Oil moved in a narrow range Tuesday as lawmakers continued to talk about raising the nation's debt limit and the dollar weakened on uncertainty about the economy.
While congressional leaders bicker over spending and raising the borrowing limit ahead of an Aug. 2 deadline, oil traders are in a wait-and-see mode. They are taking their cues for buying and selling contracts from other financial markets instead of supply-and-demand basics.
The dollar fell sharply Tuesday, which typically benefits oil. Crude is priced in dollars so a weaker dollar makes oil more of a bargain for traders who use other currencies.
Oil rose slightly, but gains were held in check by drooping stock markets and a government report that showed the housing market remained weak. New homes sales fell 1 percent in June.
U.S. consumer confidence improved a little in July but remained weak overall, according to a monthly survey by The Conference Board.
Benchmark West Texas Intermediate crude for September delivery rose 51 cents to $99.71 in midday trading on the New York Mercantile Exchange. In London, Brent crude gained 30 cents at $118.24 per barrel on the ICE Futures exchange.
The uncertainty about what will happen with the U.S. debt ceiling and a possible default is making "some of the traders seesaw back and forth," said Michael Lynch, president of Strategic Energy & Economic Research.
He thinks that oil prices will drift in a narrow range, perhaps fall $1 a day until there is a resolution about the debt limit.

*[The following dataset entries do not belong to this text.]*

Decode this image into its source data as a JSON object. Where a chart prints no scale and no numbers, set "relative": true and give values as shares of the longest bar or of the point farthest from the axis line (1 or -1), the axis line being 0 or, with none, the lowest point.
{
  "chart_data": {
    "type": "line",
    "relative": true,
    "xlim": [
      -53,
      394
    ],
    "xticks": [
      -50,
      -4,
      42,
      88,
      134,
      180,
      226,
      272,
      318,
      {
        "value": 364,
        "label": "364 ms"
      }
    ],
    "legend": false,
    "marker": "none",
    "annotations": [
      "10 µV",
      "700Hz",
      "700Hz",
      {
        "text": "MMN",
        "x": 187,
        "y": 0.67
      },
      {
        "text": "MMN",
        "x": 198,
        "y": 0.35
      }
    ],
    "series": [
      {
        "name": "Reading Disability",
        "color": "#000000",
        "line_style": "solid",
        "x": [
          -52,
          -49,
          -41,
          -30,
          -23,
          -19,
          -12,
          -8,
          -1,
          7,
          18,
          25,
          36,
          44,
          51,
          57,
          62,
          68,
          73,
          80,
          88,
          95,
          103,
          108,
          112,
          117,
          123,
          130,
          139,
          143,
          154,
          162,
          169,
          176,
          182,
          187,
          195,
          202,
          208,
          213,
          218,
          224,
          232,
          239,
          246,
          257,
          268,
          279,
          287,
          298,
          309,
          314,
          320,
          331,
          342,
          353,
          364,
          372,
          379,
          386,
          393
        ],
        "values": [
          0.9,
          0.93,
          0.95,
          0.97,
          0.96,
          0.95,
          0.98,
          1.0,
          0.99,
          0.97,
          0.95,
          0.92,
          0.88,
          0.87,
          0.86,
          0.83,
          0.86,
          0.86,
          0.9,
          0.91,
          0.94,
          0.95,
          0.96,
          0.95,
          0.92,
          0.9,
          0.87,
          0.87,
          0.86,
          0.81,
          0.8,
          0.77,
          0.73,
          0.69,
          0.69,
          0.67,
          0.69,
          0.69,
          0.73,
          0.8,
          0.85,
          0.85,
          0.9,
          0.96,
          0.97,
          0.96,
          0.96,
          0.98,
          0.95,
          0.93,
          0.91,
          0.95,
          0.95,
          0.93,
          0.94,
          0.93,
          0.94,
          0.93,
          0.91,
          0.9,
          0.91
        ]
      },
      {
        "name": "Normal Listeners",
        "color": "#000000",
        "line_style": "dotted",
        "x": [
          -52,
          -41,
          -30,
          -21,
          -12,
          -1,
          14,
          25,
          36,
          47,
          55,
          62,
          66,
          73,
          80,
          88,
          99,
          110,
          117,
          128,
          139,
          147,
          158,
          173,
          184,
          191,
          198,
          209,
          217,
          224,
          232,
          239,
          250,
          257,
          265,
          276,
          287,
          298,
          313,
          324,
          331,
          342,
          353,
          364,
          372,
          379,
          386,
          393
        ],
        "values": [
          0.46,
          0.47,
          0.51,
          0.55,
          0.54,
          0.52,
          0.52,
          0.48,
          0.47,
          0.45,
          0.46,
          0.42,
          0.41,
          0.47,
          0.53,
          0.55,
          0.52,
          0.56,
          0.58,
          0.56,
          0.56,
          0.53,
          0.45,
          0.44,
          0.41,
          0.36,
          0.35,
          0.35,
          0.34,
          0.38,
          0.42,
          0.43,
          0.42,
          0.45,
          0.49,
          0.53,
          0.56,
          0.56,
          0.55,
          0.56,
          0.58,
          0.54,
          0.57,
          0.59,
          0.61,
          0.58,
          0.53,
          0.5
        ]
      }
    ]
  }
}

When a deal is completed, traders will pay more attention to supplies, demand and expectations for the economy through the rest of the year, he said.
Energy analyst Jim Ritterbusch also speculated that oil will climb above $100 a barrel when an agreement is reached.
In other Nymex contracts for August, heating oil rose a penny to $3.1345 a gallon, gasoline gained 2 cents at $3.0995 a gallon and natural gas fell 6 cents to $4.293 per 1,000 cubic feet.